There are reasons for optimism, as I’ve gone over in pretty much all the above podcasts. A very friendly schedule, the return to health of many folks (Matt Holliday should be back Friday night, which will give the offense a boost eventually), and a likely trade hopefully means that this is the bottom of the season for the Cardinals and they’ll bounce upward and onward from here, putting some distance between themselves and those pesky Pirates.
They’ll start off against a New York team that’s not quite the same team that the Cardinals split with in New York back in May. I had a chance to be on Mets Public Record last night (because the three chances to hear me ramble above weren’t enough) and the Mets fans look at their team a lot like we look at the Cards–great starting pitching, no real offense. The Mets offense has been even worse than the Cardinal hitters, which is saying something, so it looks like another low-scoring series. At least the games are in St. Louis, which has been a nice advantage for this team.
We come out of the break seeing Lance Lynn, who has had time to stew over his ugly outing in Pittsburgh. The good thing is that, as long as it’s been since he had a start like that, it’s been even longer since he put up back-to-back stinkers. Lynn actually missed the four-game series in New York earlier in the year, so this will be the first time he’s faced the Metropolitians since June 18 of last year, when he allowed two runs in six innings, though he walked four.

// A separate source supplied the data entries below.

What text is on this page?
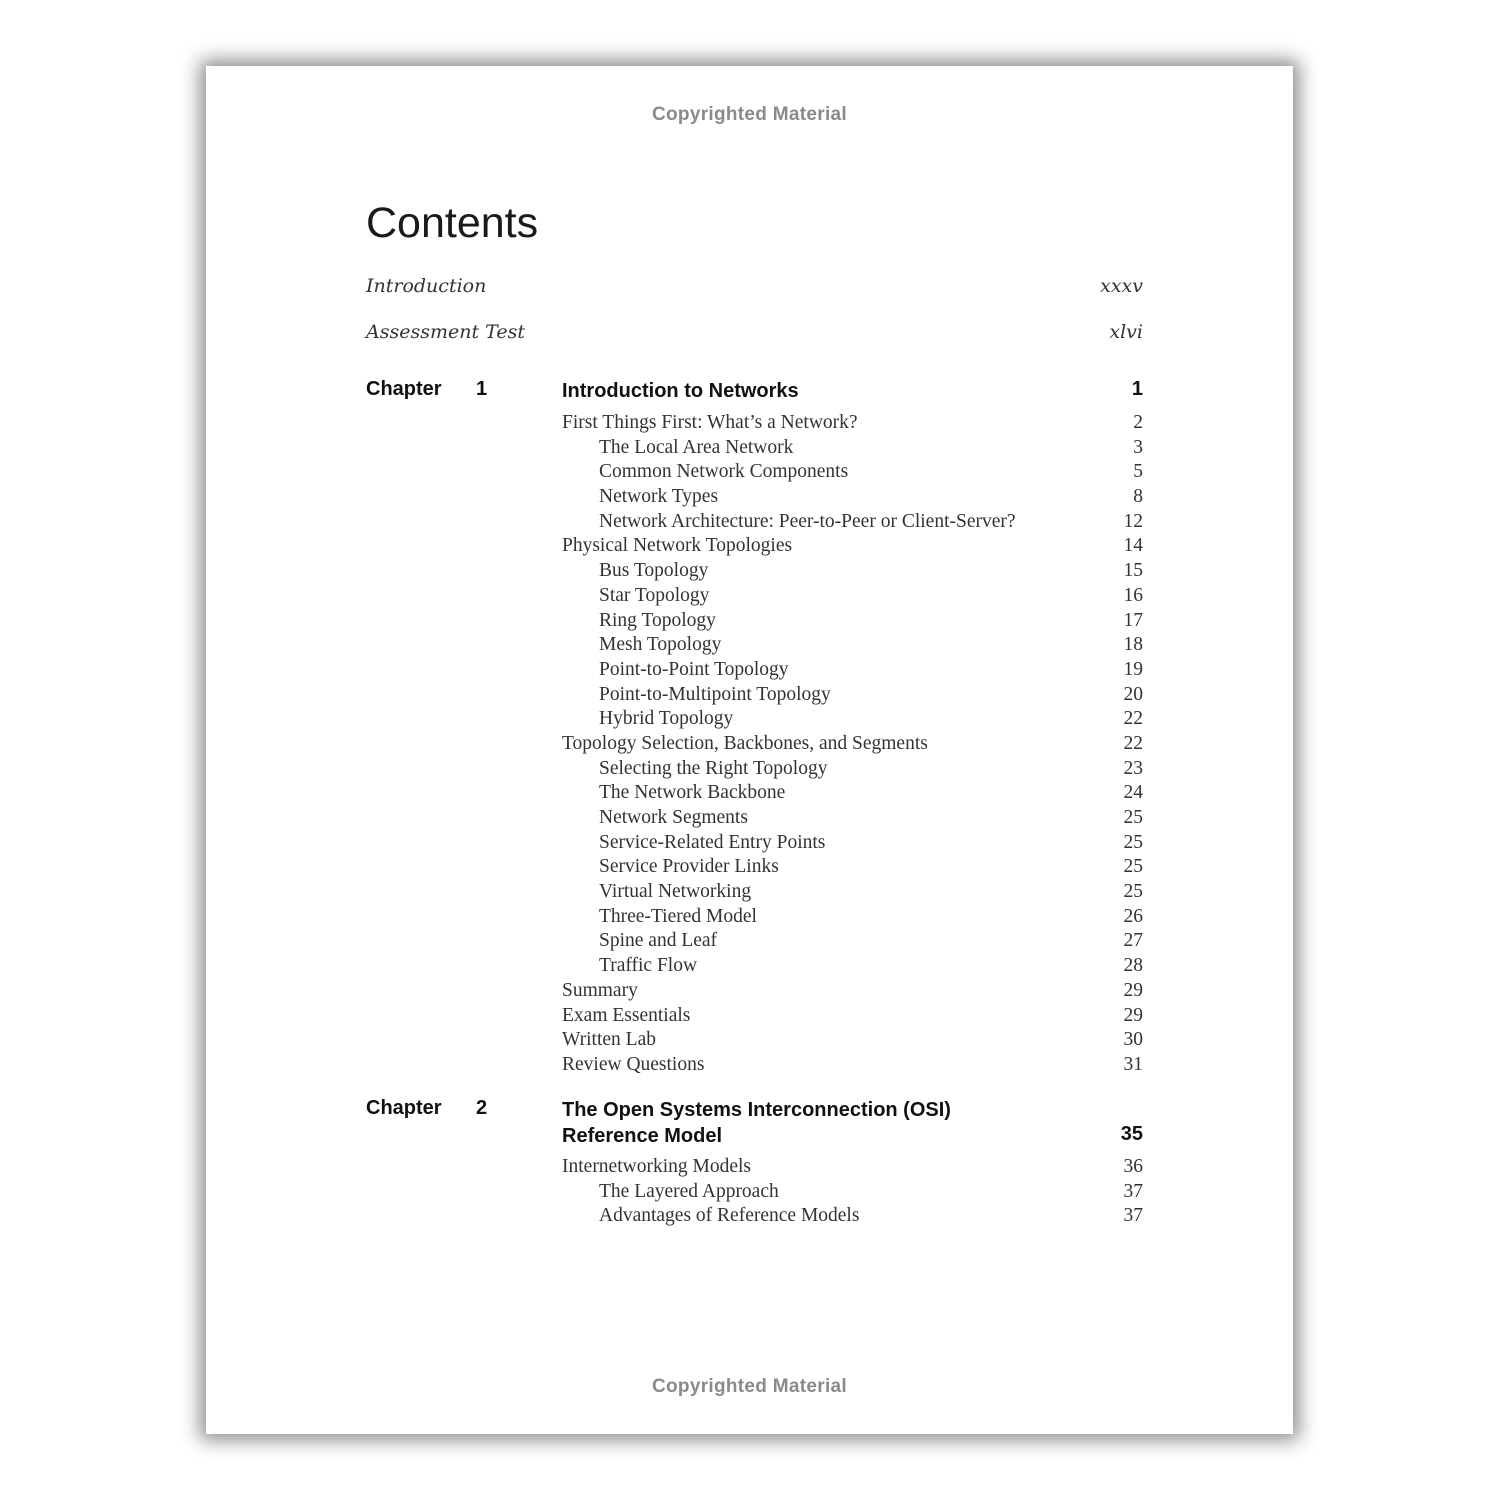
Copyrighted Material
Contents
Introduction	xxxv
Assessment Test	xlvi
Chapter 1	Introduction to Networks	1
First Things First: What’s a Network?	2
The Local Area Network	3
Common Network Components	5
Network Types	8
Network Architecture: Peer-to-Peer or Client-Server?	12
Physical Network Topologies	14
Bus Topology	15
Star Topology	16
Ring Topology	17
Mesh Topology	18
Point-to-Point Topology	19
Point-to-Multipoint Topology	20
Hybrid Topology	22
Topology Selection, Backbones, and Segments	22
Selecting the Right Topology	23
The Network Backbone	24
Network Segments	25
Service-Related Entry Points	25
Service Provider Links	25
Virtual Networking	25
Three-Tiered Model	26
Spine and Leaf	27
Traffic Flow	28
Summary	29
Exam Essentials	29
Written Lab	30
Review Questions	31
Chapter 2	The Open Systems Interconnection (OSI)
Reference Model	35
Internetworking Models	36
The Layered Approach	37
Advantages of Reference Models	37
Copyrighted Material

The man the Mets fans call Thor (not to be confused with this post in the slightest), Noah Syndergaard takes the hill for New York. For some reason, the Baseball-Reference Play Index can’t find him for me to put up a similar chart as above, but it’s a moot point as he’s never faced the Cardinals before, as like Lynn he just missed that previous series in CitiField. Syndergaard has been quite a bright spot for the Mets this season, putting up a 4-4 record with a 3.11 ERA since his debut on May 12. He’s given up just one run in each of his last three starts and two of those saw him pitch through the eighth inning.
It’ll be a tough challenge on both sides, but if Lynn is on, hopefully the Cards can steal Thor’s thunder. If nothing else, though, baseball is back!